With each new year, new legal obligations for employers sponsoring group health plans seem to arrive. This article provides a brief overview and reminder of some of the new key requirements for 2022, many of which we have touched on previously here.
Surprise Billing Protections
Effective for plan years beginning on or after January 1, 2022, the Consolidated Appropriations Act of 2021 (“CAA”) requires group health plans or insurers, among other things, to apply in-network prior authorization and cost-sharing rules to emergency services provided by out-of-network providers, facilities, and air ambulance providers. From the provider perspective, the CAA prohibits health care providers from charging out-of-network rates for services if the patient receives medical care at an in-network facility without the patient’s consent. Health plan sponsors and insurance carriers will be required to notify employees of their rights under the CAA related to surprise medical bills and applicable state laws. A model notice has been issued by CMS for this purpose. These changes may also require amendments to contracts with TPAs or insurers that are currently in place.
Health Coverage ID Card Disclosures
The CAA also requires health plans and insurers to disclose on health plan coverage ID cards issued in 2022, any deductibles and out-of-pocket limits that apply to the plan or insurance coverage, along with a telephone number and website through which participants can access plan related information. Currently, employers are subject to a “good faith” compliance standard with respect to this requirement until final regulations are issued.
Online Data Files
The CAA also requires, effective July 1, 2022, that insurers and group health plan sponsors make available online (and update monthly) three machine-readable data files with health care services pricing information. These files must include: (i) all in-network provider negotiated rates, (ii) historical out-of-network allowed amounts, and (iii) prescription drug pricing information. It is likely that health insurers will provide this data themselves, but self-insured employers will need to work with their third party administrator or claims administrator to put these systems into place.
Prohibition on “Gag Clauses”
Effective January 1, 2022, the CAA prohibits “gag clauses” from being included in agreements between providers and group health plans or insurers that restrict the plan or insurer from, among other things, (i) furnishing specific cost or quality of care information to referring providers, plan sponsors, participants, or beneficiaries, or (ii) electronically accessing de-identified claims data for a participant or beneficiary on request.

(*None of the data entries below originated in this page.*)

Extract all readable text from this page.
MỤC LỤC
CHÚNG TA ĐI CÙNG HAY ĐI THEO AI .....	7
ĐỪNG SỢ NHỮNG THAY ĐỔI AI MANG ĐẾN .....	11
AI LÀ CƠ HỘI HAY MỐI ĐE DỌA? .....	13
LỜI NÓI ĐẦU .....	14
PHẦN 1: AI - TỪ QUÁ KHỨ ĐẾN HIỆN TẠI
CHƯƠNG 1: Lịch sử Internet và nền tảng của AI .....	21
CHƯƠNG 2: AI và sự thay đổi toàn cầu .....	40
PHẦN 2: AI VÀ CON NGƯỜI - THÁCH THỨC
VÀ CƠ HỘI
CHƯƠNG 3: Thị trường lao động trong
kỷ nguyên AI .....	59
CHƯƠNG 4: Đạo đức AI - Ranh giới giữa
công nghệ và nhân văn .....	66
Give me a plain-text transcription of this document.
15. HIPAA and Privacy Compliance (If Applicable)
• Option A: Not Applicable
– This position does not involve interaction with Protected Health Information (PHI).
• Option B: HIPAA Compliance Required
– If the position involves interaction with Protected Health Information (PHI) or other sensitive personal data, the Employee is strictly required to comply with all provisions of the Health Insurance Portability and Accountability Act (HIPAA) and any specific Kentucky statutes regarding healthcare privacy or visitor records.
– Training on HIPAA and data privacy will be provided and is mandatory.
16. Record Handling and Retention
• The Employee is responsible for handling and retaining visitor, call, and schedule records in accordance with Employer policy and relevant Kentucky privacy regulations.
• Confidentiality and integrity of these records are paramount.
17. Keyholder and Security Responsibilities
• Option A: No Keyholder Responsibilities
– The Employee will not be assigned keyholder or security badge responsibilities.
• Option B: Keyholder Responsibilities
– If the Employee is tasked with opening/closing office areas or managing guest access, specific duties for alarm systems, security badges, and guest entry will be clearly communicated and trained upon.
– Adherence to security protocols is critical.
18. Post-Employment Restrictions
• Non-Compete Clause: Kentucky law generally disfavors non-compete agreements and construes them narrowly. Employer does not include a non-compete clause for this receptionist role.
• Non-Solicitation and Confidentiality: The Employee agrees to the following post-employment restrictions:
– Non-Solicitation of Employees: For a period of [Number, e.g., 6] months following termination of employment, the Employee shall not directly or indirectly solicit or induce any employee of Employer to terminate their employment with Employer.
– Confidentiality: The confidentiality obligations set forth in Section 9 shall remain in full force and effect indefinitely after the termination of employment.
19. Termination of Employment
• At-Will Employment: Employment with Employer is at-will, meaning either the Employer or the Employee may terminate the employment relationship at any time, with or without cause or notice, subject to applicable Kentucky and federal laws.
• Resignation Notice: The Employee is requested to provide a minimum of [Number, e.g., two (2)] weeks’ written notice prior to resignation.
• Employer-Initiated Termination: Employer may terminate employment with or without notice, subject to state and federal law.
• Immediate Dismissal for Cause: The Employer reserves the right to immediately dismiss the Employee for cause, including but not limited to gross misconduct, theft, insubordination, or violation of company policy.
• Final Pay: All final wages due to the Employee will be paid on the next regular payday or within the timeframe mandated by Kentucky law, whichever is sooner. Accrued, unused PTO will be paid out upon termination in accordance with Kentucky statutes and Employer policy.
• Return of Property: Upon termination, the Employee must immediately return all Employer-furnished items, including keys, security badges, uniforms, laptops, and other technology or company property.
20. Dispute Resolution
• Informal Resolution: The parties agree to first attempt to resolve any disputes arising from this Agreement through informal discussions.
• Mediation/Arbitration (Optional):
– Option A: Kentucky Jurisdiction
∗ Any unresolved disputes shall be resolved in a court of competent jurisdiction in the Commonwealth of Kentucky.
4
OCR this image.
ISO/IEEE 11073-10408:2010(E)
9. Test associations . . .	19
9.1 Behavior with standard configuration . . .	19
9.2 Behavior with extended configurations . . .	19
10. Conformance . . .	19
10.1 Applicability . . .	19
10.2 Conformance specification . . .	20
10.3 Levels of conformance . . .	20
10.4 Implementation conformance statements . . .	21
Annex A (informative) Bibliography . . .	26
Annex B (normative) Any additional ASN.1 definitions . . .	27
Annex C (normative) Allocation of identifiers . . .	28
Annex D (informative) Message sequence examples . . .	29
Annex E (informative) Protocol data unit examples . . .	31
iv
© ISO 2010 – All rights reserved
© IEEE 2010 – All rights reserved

However, the bill permits providers and service providers to place reasonable limits on any such disclosures. Employers that sponsor self-insured health plans will need to review their service contracts to ensure that no such provisions exist and amend such contracts as needed.
Changes Related to Forms 1094/1095
Late last year, the Treasury Department issued a proposed rule that, along with changes to the Form 1094/1095 instructions, changed the information reporting standards for applicable large employers (ALEs) and health insurers. The changes impact reporting with respect to the 2021 calendar year. First, the proposed rule extends the deadline by which insurers and employers need to provide employees Forms 1095-B and/or 1095-C by 30 days, or until March 2, 2022. Second, the proposed rule eliminates the “good faith” compliance standard that had been in place with respect to such reporting since 2015. Previously, the IRS had not issued penalties for incorrect Forms 1094/1095, and were quite forgiving in that regard. However, starting in 2022, that relief is eliminated, and thus employers may be subject to penalties associated with inaccurate Forms 1094/1095, as well as any shared responsibility penalties that may be triggered by an inaccurate report.
Illinois Health Insurance Disclosure Requirements
As explained in more detail here, Illinois employers are now required to disclose to all new hires who are eligible for group health plan coverage and all group health plan participants annually, and upon request, an easy-to-understand comparison between the benefits provided under the plan and the “essential health benefits” required by the Illinois Department of Insurance (DOI) for individual and small group health insurance coverage. FAQs and a sample comparison chart can be found here.